Infancy and toddlerhood
Williams syndrome babies typically have low weight at birth, and are often diagnosed as failure to thrive. Elevated levels of calcium in the blood (hypercalcemia) may develop in infancy, but it usually is resolved within the first two years. Digestive system symptoms such as vomiting, constipation, and feeding difficulties may contribute to a misdiagnosis in the first months after birth. The infant may not be able to settle in a normal sleep pattern, and may seem to be extremely sensitive to noise (hyperacusis or sensitive hearing), exhibiting agitation or distress when exposed to high-pitched sounds, such as electrical appliances, motors, and loud bangs. This sensitivity most often goes away or diminishes greatly.
School age
By the time the child with Williams syndrome is ready to enter school, mild to severe learning difficulties may appear, including impulsiveness and poor concentration. Contributing to classroom difficulties are problems with vision and spatial relations. Concepts involving numbers--especially math and time--appear to be more difficult. In the later elementary school years, a child with Williams syndrome will be more adept at producing language than at comprehending it. Poor muscle tone and development will continue to contribute to difficulties with gross motor skills and fine motor skills . The Williams syndrome child has difficulty forming relationships with his or her peers, preferring the company of younger children or adults. Throughout childhood, the child with Williams syndrome may exhibit deficits in the ability to reason and in self-help skills.

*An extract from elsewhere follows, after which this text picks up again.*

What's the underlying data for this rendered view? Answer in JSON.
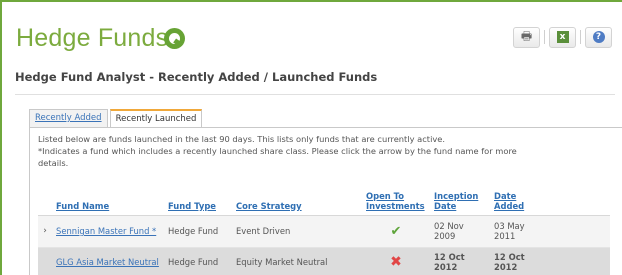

Children with Williams syndrome are overly social and outgoing and are inappropriately friendly to adults and unwary of strangers. Williams syndrome children are talkative, with intense enthusiasm bordering on obsession for topics that interest them.
Adolescence
As the child with Williams syndrome approaches full adult growth and maturity, he or she is typically shorter than average height with progressive physical problems, including increasing potential for hypertension. In most cases, the adolescent and adult with Williams syndrome will require multidisciplinary care, with continued medical assessment to diagnose and treat medical complications early. The ability to live independently and to work are usually not limited by the physical problems, which are treated successfully in the majority of cases. Rather, psychological characteristics and the ability to behave appropriately in social settings are more likely to prevent the individual from living and functioning completely on his or her own. However, each year more individuals with William syndrome are able to living independently in supervised apartment settings.

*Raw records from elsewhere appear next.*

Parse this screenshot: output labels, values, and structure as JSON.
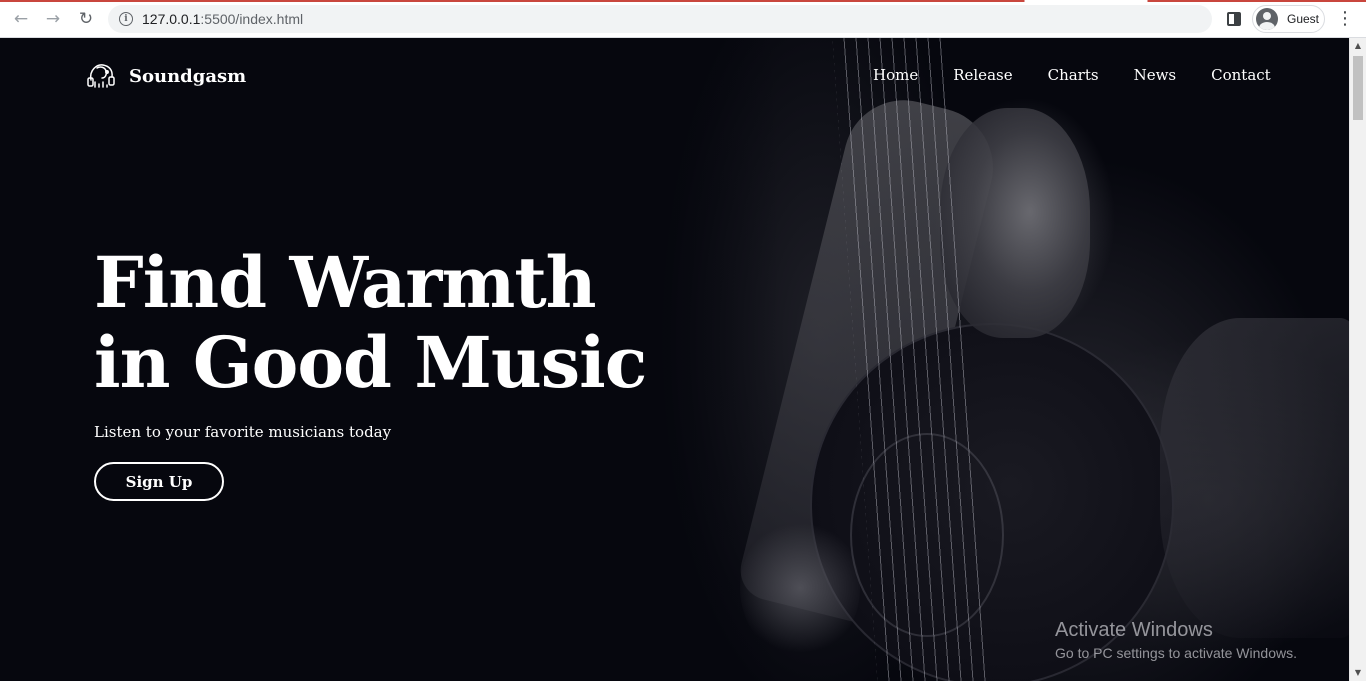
{
  "browser": {
    "url_host": "127.0.0.1",
    "url_path": ":5500/index.html",
    "profile_name": "Guest",
    "icons": {
      "back": "arrow-left-icon",
      "forward": "arrow-right-icon",
      "reload": "reload-icon",
      "info": "info-icon",
      "side_panel": "side-panel-icon",
      "menu": "kebab-menu-icon"
    }
  },
  "site": {
    "brand": "Soundgasm",
    "nav": [
      "Home",
      "Release",
      "Charts",
      "News",
      "Contact"
    ],
    "hero": {
      "title_line1": "Find Warmth",
      "title_line2": "in Good Music",
      "subtitle": "Listen to your favorite musicians today",
      "cta": "Sign Up"
    }
  },
  "os_overlay": {
    "title": "Activate Windows",
    "subtitle": "Go to PC settings to activate Windows."
  },
  "colors": {
    "page_background": "#06070e",
    "text": "#ffffff",
    "browser_accent": "#c9463d"
  }
}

Percent of infants with Williams syndrome who display specific medical or developmental difficulties
Symptom | Percent of infants with Williams syndrome exhibiting symptom |
Failure to thrive | 81% |
Congenital heart defects | 79% |
Feeding difficulty | 71% |
Colic | 67% |
Constipation | 43% |
Vomiting | 40% |
Chronic ear infections | 38% |
Inguinal hernia | 38% |
Umbilical hernia | 14% |
Hypercalcemia | 4-6% |
Gale Encyclopedia of Childhood & Adolescence. Gale Research, 1998.